後悔とそれからⅢ
ナナは夕食の時間前にはキッチリ宿に戻って来た。
余程疲労が溜まっているのであろう、食事と風呂を済ませるとナナは早々にベッドに潜り込んでしまった。
あえて聞かなかったが、やはりあの老人の「憂鬱」を食べるのには体力を使うのだろう。肉体的なものではなく、精神的なものを。本人が望んでやっているのだし、一度は了承してしまったのであまり僕は口を出せないが、正直心配しかない。
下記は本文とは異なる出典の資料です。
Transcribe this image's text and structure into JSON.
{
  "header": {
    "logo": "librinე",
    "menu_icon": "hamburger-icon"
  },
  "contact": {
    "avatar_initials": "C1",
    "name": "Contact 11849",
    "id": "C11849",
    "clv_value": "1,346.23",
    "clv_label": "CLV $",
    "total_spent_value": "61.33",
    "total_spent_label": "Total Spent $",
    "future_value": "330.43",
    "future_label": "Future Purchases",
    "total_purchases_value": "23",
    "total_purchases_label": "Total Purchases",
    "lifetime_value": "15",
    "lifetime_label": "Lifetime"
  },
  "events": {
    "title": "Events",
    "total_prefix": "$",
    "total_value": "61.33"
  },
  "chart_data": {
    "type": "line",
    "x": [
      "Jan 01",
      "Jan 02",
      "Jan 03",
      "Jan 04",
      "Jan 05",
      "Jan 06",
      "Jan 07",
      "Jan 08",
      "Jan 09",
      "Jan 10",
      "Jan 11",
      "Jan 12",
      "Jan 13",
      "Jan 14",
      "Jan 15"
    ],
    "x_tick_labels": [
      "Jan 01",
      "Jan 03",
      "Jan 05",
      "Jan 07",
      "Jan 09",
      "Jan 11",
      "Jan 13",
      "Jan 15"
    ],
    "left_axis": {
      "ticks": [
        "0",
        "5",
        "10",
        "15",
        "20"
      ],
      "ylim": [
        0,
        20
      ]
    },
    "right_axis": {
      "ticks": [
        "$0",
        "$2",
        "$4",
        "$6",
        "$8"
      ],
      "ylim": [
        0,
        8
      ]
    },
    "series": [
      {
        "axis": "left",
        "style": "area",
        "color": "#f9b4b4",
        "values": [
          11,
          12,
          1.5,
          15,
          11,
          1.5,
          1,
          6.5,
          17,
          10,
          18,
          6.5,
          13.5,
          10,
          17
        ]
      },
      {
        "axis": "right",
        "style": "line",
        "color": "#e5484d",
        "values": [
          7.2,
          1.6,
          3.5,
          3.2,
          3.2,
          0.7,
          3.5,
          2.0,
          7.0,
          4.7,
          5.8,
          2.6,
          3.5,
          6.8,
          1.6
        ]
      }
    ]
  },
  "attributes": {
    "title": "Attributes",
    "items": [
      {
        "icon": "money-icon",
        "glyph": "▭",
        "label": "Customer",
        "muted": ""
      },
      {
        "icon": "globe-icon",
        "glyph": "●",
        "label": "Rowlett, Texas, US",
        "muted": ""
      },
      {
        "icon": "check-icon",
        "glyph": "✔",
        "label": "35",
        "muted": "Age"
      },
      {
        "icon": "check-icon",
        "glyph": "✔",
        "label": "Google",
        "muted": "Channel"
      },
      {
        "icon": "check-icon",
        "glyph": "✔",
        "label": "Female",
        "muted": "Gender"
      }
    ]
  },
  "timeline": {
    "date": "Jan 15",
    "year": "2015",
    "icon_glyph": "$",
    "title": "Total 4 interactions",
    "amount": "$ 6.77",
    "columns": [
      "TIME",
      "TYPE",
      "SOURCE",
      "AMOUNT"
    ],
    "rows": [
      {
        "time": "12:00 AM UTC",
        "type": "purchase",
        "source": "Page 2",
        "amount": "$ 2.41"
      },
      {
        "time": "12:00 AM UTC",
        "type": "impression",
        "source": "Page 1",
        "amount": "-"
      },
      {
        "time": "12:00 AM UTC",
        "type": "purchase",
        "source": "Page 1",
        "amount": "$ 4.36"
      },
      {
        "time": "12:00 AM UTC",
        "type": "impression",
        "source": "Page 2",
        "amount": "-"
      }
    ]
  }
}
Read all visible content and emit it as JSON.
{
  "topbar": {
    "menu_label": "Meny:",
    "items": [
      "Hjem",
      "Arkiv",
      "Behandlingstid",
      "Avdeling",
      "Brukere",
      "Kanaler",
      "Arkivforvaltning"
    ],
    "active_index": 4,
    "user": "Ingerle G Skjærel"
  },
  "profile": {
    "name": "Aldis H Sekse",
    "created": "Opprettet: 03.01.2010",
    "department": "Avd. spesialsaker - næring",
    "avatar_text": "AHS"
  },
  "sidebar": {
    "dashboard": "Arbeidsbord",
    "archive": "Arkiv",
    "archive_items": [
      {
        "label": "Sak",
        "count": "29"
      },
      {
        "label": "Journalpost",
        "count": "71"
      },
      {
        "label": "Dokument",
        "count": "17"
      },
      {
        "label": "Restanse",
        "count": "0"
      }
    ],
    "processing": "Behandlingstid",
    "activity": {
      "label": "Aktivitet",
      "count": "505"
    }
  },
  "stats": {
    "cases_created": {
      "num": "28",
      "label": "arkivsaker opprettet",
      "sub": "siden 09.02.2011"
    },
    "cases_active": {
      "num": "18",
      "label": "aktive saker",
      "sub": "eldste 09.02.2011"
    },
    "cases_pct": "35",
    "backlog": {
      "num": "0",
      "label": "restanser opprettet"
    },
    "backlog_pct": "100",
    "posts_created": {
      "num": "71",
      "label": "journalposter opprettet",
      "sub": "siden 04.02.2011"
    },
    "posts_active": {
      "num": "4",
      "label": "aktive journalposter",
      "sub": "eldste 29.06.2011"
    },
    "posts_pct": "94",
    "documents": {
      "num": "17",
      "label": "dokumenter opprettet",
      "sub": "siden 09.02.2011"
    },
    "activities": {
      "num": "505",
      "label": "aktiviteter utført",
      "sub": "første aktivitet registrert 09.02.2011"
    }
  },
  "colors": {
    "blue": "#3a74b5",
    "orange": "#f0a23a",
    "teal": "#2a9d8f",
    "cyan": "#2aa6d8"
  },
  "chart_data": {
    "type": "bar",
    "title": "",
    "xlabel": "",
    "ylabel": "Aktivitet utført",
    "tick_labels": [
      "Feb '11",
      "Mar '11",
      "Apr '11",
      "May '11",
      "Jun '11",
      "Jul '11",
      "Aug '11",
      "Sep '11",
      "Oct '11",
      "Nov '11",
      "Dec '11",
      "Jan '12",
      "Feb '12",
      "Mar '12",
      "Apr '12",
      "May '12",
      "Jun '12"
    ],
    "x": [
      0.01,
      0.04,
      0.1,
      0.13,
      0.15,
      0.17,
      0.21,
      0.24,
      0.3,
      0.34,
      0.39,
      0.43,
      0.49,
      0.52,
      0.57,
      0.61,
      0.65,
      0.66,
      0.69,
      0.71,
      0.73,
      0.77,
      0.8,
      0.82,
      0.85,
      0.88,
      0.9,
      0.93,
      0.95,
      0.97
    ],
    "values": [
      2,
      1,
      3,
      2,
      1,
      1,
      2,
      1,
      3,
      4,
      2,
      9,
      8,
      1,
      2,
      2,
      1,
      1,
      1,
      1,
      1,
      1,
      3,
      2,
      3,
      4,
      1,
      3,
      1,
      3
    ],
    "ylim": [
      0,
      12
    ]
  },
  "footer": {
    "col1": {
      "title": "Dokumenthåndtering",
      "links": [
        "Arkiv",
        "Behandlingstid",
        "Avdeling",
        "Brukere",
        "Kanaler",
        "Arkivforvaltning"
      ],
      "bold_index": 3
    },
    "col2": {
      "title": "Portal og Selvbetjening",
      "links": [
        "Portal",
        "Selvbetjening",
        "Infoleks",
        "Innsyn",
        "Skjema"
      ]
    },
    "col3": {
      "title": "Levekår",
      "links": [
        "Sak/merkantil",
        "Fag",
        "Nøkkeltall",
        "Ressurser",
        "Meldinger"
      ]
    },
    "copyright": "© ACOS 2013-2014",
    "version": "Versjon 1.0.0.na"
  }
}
僕は頬を突きながらナナが寝静まったのを確認し、シエナから渡された封筒を手に、窓の近くへ行く。
「なるほど……」
封を開け、月明かりを頼りに中の紙切れに書かれていた指令を読んでようやく、僕たちがこの町に派遣された本当の理由がわかった。
「僕にまた鬼退治をしろってことか」
書かれていた内容は二行。
〝イサリースにおける追加任務。時計塔内部の調査を命ずる。〟
読み返す必要の無いくらいに簡単に用件が書かれた用紙を、僕は力の限り引き裂き、窓の外へ投げ捨てた。
細切れになった紙切れは風に乗って舞った。
調査だけに留めたところで本当に鬼を発見したのなら、その報告をした時点で次に来る指令は決まっている。「鬼を捕らえよ」あるいは「討伐せよ」だ。「それくらい察しろ」と嘆息しながら押されたであろう忌々しい国璽(※国公式の文書に押される印のこと)と共に。
またっく。彼らは人の気持ちなんてどうだっていいのだろう。
特に僕みたいな元国の下僕で雑兵だった人間なんかは特に。都合の良い使い捨ての道具くらいにしか思っていないに違いない。
鬼のことを僕が隠して報告しようとも恐らく無意味であろう。実際に町には噂が広まっているのだ、伝わるのは恐らく時間の問題だ。
それに国への虚偽報告は重罪で、そんなことをすればナナもろとも牢屋行きは免れない。もっと重い刑が待っているかもしれない。
僕はナナの為にも従うしかないのだ。
せっかくこんな仕事から抜け出せたと思っていたのに。
何となく、大きな声で叫んでやりたい気分であったが、奥歯を噛みしめ、何とか思い留まる。
体の中を、温度のわからない何かが音もなく巡っていくのがわかった。目はすっかり冴えてしまい、頭がはっきりとしていく感覚とは裏腹に、思考がまとまらず、考えるそばから拡散、霧散していく。すぐそばで寝ているナナの寝息が何か見えない膜に阻まれたかのようにぼやけて聞こえる。内側を打ち付ける鼓動だけが、うるさいくらいにやけにはっきりとした音で耳に届いていた。
少しして重くなった体を無理やり動かし、荷物の一番奥から乱暴に引っ張り出したシースナイフを鞘から抜くと、全く使用していない刀身は月明かりを受けて怪しく輝いた。
まるで僕の中に渦巻く焦燥や暗い感情を笑っているようであった。